CAAF released two unanimous opinions today. One of them resolves an important legal issue: whether the common law “joint crime participant” or “crime/fraud” exception applies to Military Rule of Evidence 504 spousal communications privilege. In an opinion by Judge Ryan, CAAF unanimously concludes that it does not. United States v. Custis, __ M.J. ___, No. 07-0188 (C.A.A.F. Dec. 5, 2007). The opinion acknowledges that “[e]very federal circuit that has addressed the issue has found a ‘joint crime participant’ or ‘crime/fraud’ exception to the common law marital communication privilege.” Id., slip op. at 8-9. But, the opinion holds, no such exception is included in Military Rule of Evidence 504 and “the authority to add exceptions to the codified privileges within the military justice system lies not with this Court or the Courts of Criminal Appeal, but with the policymaking branches of government.” Id., slip op. at 9. CAAF also rejects the view that Military Rule of Evidence 501(a)(4), which authorizes the application of some federally recognized common law privileges to the military justice system, can be used to create an exception to an enumerated privilege. Id., slip op. at 10-11.

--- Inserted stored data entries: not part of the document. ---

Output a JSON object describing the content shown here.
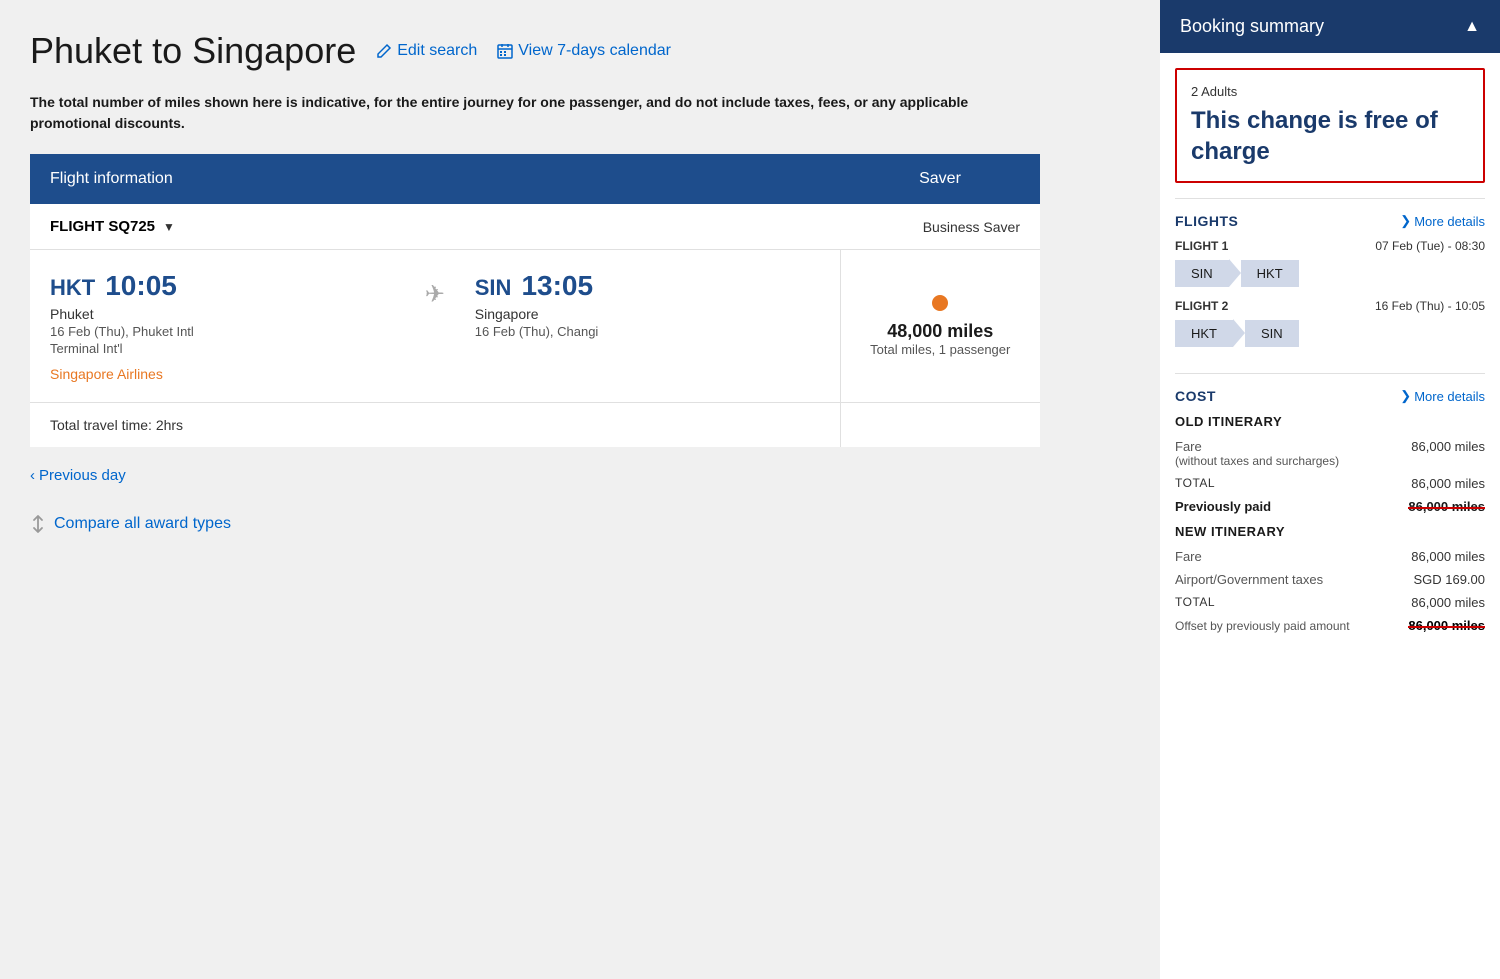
{
  "page": {
    "title": "Phuket to Singapore",
    "edit_search_label": "Edit search",
    "calendar_label": "View 7-days calendar",
    "disclaimer": "The total number of miles shown here is indicative, for the entire journey for one passenger, and do not include taxes, fees, or any applicable promotional discounts."
  },
  "table": {
    "header_flight_info": "Flight information",
    "header_saver": "Saver"
  },
  "flight": {
    "number": "FLIGHT SQ725",
    "fare_type": "Business Saver",
    "departure_code": "HKT",
    "departure_time": "10:05",
    "departure_city": "Phuket",
    "departure_date": "16 Feb (Thu), Phuket Intl",
    "departure_terminal": "Terminal Int'l",
    "arrival_code": "SIN",
    "arrival_time": "13:05",
    "arrival_city": "Singapore",
    "arrival_date": "16 Feb (Thu), Changi",
    "airline": "Singapore Airlines",
    "miles_amount": "48,000 miles",
    "miles_label": "Total miles, 1 passenger",
    "travel_time": "Total travel time: 2hrs"
  },
  "bottom_links": {
    "previous_day": "Previous day",
    "compare": "Compare all award types"
  },
  "sidebar": {
    "title": "Booking summary",
    "adults_label": "2 Adults",
    "free_charge_text": "This change is free of charge",
    "flights_section": "FLIGHTS",
    "more_details": "More details",
    "flight1_label": "FLIGHT 1",
    "flight1_date": "07 Feb (Tue) - 08:30",
    "flight1_from": "SIN",
    "flight1_to": "HKT",
    "flight2_label": "FLIGHT 2",
    "flight2_date": "16 Feb (Thu) - 10:05",
    "flight2_from": "HKT",
    "flight2_to": "SIN",
    "cost_section": "COST",
    "cost_more_details": "More details",
    "old_itinerary_label": "OLD ITINERARY",
    "fare_label": "Fare",
    "fare_sublabel": "(without taxes and surcharges)",
    "fare_value": "86,000 miles",
    "total_label": "TOTAL",
    "total_value": "86,000 miles",
    "previously_paid_label": "Previously paid",
    "previously_paid_value": "86,000 miles",
    "new_itinerary_label": "NEW ITINERARY",
    "new_fare_label": "Fare",
    "new_fare_value": "86,000 miles",
    "airport_tax_label": "Airport/Government taxes",
    "airport_tax_value": "SGD 169.00",
    "new_total_label": "TOTAL",
    "new_total_value": "86,000 miles",
    "offset_label": "Offset by previously paid amount",
    "offset_value": "86,000 miles"
  }
}
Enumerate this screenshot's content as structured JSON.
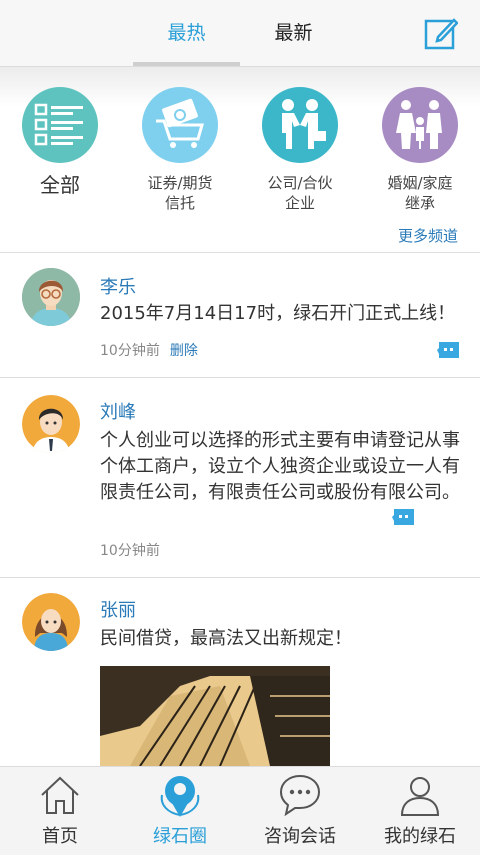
{
  "header": {
    "tab_hot": "最热",
    "tab_new": "最新",
    "edit_icon": "edit-icon"
  },
  "categories": [
    {
      "label": "全部",
      "icon": "list-icon",
      "color": "#5ec3be"
    },
    {
      "label": "证券/期货信托",
      "line1": "证券/期货",
      "line2": "信托",
      "icon": "cart-money-icon",
      "color": "#7fd0ee"
    },
    {
      "label": "公司/合伙企业",
      "line1": "公司/合伙",
      "line2": "企业",
      "icon": "handshake-icon",
      "color": "#3bb7c9"
    },
    {
      "label": "婚姻/家庭继承",
      "line1": "婚姻/家庭",
      "line2": "继承",
      "icon": "family-icon",
      "color": "#a78cc3"
    }
  ],
  "more_channels": "更多频道",
  "posts": [
    {
      "name": "李乐",
      "content": "2015年7月14日17时，绿石开门正式上线！",
      "time": "10分钟前",
      "delete": "删除"
    },
    {
      "name": "刘峰",
      "content": "个人创业可以选择的形式主要有申请登记从事个体工商户，设立个人独资企业或设立一人有限责任公司，有限责任公司或股份有限公司。",
      "time": "10分钟前"
    },
    {
      "name": "张丽",
      "content": "民间借贷，最高法又出新规定！"
    }
  ],
  "nav": [
    {
      "label": "首页",
      "icon": "home-icon"
    },
    {
      "label": "绿石圈",
      "icon": "lvshi-circle-icon"
    },
    {
      "label": "咨询会话",
      "icon": "chat-icon"
    },
    {
      "label": "我的绿石",
      "icon": "user-icon"
    }
  ],
  "colors": {
    "accent": "#2a9fd8",
    "link": "#2a7ab8"
  }
}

I think Custis is absolutely correct (a view with which JMTGst will likely disagree) and will almost certainly lead to a change in Military Rule of Evidence 504 to adopt a joint crime participant exception — as the opinion expressly recognizes that the President is empowered to adopt. Id., slip op. at 9 n.8.
Today’s second opinion is United States v. Parrish, __ M.J. ___, No. 07-0079/AR (C.A.A.F. Dec. 5, 2007), a unanimous opinion by Judge Erdmann. Parrish is a fact intensive decision involving application of the Ginn factors to determine whether ACCA could resolve a factual dispute itself or was required to remand the case for a DuBay hearing. CAAF concludes — correctly, in my opinion — that a DuBay hearing is necessary to resolve the factual conflict. But the whole Ginn approach cries out for a Manual change far more than does any need to tinker with Military Rule of Evidence 504. This is because every state and the federal civilian criminal justice system has a “post-conviction” proceeding or its equivalent to allow a convicted defendant who has completed direct appeal to challenge his or her conviction or sentence based on evidence from outside the record. See generally Randy Hertz & James S. Liebman, Federal Habeas Corpus Practice and Procedure 190 (4th ed. 2001). The House Armed Services Committee intended the petition for new trial to play a similar role in the military justice system, but it hasn’t proved to be an effective counterpart, which has led CAAF to create the whole DuBay/Ginn framework. But this framework seems an inadequate substitute for a post-conviction proceeding because it plays out at the appellate level rather than the trial level, which in turn leads to enormous difficulties in fact finding and fact proving. Battles of affidavits ensue, leading to opinions like today’s Parrish decision. There has got to be a better way. Any judge advocates who are now at TJAGLCS or who will be going there soon might want to make that their thesis topic — is the current military justice analog to a post-conviction/28 U.S.C. § 2255 proceeding adequate and, if not, what system should be adopted in its place?